Oui c’est vrai, il est nettement plus ensoleillé, même s’il y a deux ou trois chansons plus sombres. Et les chansons sont souvent plus directes, mais aussi plus ouvertes pour l’ajout de détails un peu étranges.
Avec « Summer Makes Good », vous étiez arrivés à une certaine extrémité, je n’irais pas jusqu’à dire noire…
(il interrompt) Crépusculaire. Quand la nuit tombe et qu’il ne fait pas encore vraiment noir !
Oui, il y avait une sorte d’austérité, alors que maintenant, on sent une volonté d’aller dans des directions différentes, et moins minimales.
Exactement. Nous n’avions pas précisément cette intention, mais en cours de route, il nous est apparu que nous ne pouvions pas faire un autre album comme « Summer Makes Good », pas tout de suite en tout cas. Peut-être plus tard. Mais d’une certaine manière, je trouve cet album plus proche de notre premier, « Yesterday Was Dramatic, But Today Is OK », qui était peut-être plus électro. Mais il y a quelque chose dans les sensations qu’ils révèlent qui relie les deux disques.
Avec un côté un peu enfantin aussi ?
Plutôt enjoué je dirais.
Oui, ça se retrouve aussi dans l’artwork, qui utilise des couleurs plus claires, et est moins abstrait.

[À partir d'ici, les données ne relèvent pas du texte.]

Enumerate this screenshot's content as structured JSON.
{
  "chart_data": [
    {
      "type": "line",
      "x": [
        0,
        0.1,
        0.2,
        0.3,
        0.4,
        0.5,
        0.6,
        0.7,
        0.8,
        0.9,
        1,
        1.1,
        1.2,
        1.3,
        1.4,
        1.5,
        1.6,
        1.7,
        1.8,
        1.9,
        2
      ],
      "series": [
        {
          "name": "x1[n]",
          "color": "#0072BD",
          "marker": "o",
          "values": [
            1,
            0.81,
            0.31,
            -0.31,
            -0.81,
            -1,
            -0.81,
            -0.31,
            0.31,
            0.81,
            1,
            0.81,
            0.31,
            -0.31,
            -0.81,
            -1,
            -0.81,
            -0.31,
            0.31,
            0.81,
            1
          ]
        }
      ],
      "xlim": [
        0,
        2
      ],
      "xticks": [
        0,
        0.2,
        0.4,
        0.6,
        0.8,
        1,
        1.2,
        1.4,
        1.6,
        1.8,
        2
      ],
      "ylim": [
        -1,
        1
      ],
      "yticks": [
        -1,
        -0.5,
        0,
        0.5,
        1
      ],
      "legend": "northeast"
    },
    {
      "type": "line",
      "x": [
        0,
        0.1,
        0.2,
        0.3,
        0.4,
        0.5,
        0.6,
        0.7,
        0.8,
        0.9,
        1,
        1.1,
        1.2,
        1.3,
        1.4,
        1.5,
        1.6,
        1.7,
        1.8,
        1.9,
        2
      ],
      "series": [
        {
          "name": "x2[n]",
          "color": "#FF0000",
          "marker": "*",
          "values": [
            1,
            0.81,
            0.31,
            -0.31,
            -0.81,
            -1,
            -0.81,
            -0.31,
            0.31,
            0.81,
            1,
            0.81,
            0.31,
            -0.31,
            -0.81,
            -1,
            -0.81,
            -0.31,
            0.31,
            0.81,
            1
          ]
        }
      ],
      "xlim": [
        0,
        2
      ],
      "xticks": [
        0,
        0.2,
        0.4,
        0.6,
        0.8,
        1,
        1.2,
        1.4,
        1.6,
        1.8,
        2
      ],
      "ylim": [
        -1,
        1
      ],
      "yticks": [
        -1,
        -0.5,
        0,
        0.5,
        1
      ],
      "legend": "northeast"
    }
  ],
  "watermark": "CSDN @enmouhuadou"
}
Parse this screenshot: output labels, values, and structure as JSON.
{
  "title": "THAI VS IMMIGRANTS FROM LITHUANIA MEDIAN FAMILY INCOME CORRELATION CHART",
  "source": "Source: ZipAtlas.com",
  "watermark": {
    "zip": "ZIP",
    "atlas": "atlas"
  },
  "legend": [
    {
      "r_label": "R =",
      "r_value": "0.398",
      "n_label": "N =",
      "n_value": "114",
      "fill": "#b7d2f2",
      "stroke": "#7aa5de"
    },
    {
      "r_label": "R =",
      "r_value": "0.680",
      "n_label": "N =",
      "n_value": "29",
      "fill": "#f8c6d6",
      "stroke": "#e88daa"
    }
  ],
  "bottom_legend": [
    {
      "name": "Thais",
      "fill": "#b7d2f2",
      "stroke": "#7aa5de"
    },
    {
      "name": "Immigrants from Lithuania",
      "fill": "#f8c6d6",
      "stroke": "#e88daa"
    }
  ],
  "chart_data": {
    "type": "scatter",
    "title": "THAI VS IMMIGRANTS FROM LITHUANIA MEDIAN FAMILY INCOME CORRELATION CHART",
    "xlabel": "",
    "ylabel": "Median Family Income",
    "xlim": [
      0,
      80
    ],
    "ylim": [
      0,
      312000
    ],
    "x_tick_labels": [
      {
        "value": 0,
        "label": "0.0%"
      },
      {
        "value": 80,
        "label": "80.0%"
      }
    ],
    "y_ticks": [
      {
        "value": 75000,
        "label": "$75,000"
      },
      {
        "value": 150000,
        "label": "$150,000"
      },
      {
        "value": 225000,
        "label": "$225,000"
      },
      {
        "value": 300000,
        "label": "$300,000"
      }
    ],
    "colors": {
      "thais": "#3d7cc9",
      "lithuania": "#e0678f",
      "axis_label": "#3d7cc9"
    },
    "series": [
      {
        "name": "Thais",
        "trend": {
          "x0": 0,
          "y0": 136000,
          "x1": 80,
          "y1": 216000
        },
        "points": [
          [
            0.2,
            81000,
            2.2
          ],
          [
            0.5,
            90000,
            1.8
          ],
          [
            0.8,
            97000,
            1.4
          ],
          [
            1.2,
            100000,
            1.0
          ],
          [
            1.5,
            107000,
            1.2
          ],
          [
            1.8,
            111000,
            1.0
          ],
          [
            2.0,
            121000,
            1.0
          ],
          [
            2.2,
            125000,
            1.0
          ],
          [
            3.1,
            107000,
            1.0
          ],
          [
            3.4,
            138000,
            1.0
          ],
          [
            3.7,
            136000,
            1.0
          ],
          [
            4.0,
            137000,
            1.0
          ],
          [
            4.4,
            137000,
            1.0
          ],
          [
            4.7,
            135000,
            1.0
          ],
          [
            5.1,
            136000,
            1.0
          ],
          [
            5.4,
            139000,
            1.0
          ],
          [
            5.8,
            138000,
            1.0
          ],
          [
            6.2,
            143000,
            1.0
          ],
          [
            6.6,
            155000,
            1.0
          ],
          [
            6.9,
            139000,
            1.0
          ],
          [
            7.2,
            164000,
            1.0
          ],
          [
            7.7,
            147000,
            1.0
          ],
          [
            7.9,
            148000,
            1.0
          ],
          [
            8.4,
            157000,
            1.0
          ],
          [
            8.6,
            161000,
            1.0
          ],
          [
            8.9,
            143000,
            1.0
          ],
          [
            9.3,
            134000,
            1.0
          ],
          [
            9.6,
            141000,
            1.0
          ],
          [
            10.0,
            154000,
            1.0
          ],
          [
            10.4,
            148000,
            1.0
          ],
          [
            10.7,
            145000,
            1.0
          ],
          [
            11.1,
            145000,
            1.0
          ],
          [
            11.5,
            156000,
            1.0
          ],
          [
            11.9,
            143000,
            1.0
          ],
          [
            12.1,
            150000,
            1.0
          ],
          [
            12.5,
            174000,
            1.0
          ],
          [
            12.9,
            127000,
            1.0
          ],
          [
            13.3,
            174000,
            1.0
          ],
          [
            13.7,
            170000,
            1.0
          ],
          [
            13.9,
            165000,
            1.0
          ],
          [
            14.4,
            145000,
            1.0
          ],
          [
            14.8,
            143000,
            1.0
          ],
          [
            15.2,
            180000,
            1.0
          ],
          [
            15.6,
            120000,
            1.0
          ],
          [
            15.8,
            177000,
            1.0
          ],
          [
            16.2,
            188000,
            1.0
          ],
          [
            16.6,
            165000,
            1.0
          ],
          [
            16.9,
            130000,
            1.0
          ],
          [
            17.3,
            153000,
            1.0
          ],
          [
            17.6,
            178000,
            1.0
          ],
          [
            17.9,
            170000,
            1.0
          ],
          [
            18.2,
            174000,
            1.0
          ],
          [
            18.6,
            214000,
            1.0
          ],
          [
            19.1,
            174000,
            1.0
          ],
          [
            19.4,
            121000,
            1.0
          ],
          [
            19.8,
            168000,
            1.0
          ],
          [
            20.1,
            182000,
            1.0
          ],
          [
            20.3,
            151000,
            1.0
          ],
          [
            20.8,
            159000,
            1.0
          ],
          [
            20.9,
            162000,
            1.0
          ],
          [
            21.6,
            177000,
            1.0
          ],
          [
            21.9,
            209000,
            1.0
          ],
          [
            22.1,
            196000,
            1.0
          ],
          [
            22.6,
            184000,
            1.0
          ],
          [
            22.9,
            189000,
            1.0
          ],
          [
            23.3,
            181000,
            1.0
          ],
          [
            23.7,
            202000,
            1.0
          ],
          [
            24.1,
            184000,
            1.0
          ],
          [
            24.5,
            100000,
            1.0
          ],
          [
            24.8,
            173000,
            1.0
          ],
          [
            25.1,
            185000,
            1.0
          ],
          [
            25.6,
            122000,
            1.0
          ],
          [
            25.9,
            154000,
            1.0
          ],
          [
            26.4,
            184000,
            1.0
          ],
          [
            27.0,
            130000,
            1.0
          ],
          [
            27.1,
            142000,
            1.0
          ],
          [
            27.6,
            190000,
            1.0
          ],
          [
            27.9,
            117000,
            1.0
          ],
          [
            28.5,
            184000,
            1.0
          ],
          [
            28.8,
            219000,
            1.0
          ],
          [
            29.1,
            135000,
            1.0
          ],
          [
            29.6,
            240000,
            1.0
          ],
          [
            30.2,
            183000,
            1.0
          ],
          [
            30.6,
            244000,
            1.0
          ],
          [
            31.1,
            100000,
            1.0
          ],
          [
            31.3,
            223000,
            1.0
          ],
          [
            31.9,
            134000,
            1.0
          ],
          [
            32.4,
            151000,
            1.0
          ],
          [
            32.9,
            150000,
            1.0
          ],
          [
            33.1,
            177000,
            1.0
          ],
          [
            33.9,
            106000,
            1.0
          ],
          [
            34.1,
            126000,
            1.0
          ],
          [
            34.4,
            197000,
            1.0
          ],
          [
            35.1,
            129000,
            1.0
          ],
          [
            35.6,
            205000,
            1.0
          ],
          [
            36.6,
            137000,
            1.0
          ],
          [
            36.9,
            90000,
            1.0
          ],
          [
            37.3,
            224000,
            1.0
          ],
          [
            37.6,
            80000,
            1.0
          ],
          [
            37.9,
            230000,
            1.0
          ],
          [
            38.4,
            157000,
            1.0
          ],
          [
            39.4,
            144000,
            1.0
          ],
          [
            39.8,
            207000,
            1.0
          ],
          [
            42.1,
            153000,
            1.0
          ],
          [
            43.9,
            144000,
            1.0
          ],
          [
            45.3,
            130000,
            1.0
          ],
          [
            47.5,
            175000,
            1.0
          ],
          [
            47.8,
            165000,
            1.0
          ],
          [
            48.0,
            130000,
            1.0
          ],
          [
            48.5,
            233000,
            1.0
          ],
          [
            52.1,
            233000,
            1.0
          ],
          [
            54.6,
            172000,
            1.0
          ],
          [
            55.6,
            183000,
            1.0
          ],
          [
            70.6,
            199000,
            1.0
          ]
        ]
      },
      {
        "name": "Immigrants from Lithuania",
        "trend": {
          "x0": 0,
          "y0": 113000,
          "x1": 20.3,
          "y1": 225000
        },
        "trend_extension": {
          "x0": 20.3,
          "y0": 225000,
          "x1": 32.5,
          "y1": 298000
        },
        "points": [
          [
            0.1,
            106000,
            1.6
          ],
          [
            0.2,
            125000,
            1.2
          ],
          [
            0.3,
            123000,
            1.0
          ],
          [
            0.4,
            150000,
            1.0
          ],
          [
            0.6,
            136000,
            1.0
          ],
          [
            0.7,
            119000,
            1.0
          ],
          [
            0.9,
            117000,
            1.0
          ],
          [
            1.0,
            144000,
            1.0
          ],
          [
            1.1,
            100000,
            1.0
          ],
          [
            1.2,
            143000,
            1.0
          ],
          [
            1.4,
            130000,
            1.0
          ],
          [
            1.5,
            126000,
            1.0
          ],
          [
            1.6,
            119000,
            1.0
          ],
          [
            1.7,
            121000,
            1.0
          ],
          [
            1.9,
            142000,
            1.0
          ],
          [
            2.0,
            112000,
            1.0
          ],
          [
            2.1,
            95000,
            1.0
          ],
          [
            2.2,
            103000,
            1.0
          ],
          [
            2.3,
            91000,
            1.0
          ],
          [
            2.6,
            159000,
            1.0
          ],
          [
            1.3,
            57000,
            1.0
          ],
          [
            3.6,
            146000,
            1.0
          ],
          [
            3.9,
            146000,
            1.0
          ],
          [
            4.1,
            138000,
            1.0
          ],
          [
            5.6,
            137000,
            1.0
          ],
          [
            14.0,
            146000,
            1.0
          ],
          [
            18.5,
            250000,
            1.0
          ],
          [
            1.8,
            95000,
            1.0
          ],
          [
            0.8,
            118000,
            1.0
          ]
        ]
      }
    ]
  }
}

Pour la première fois, nous ne l’avons pas réalisé nous même, mais nous avons demandé à une amie de longue date, qui nous suit depuis plus de dix ans. A ce niveau aussi, il était temps de rompre avec nos habitudes, et de s’ouvrir à quelque chose de complètement différent.
C’est elle qui a aussi réalisé la vidéo. Elle ne fait pas partie du groupe par ailleurs ?
Non, elle a son propre groupe, Seabear, qui est très bien (NDR : et dont l’album est chroniqué ici : Seabear). Je pense d’ailleurs qu’ils nous accompagneront en tournée en novembre et décembre.
Cela dit, ce qu’elle fait a aussi un côté un peu distordu ?
Oui, ça correspond à ce que je lui avais demandé, en plus d’avoir ses petits boy-scouts.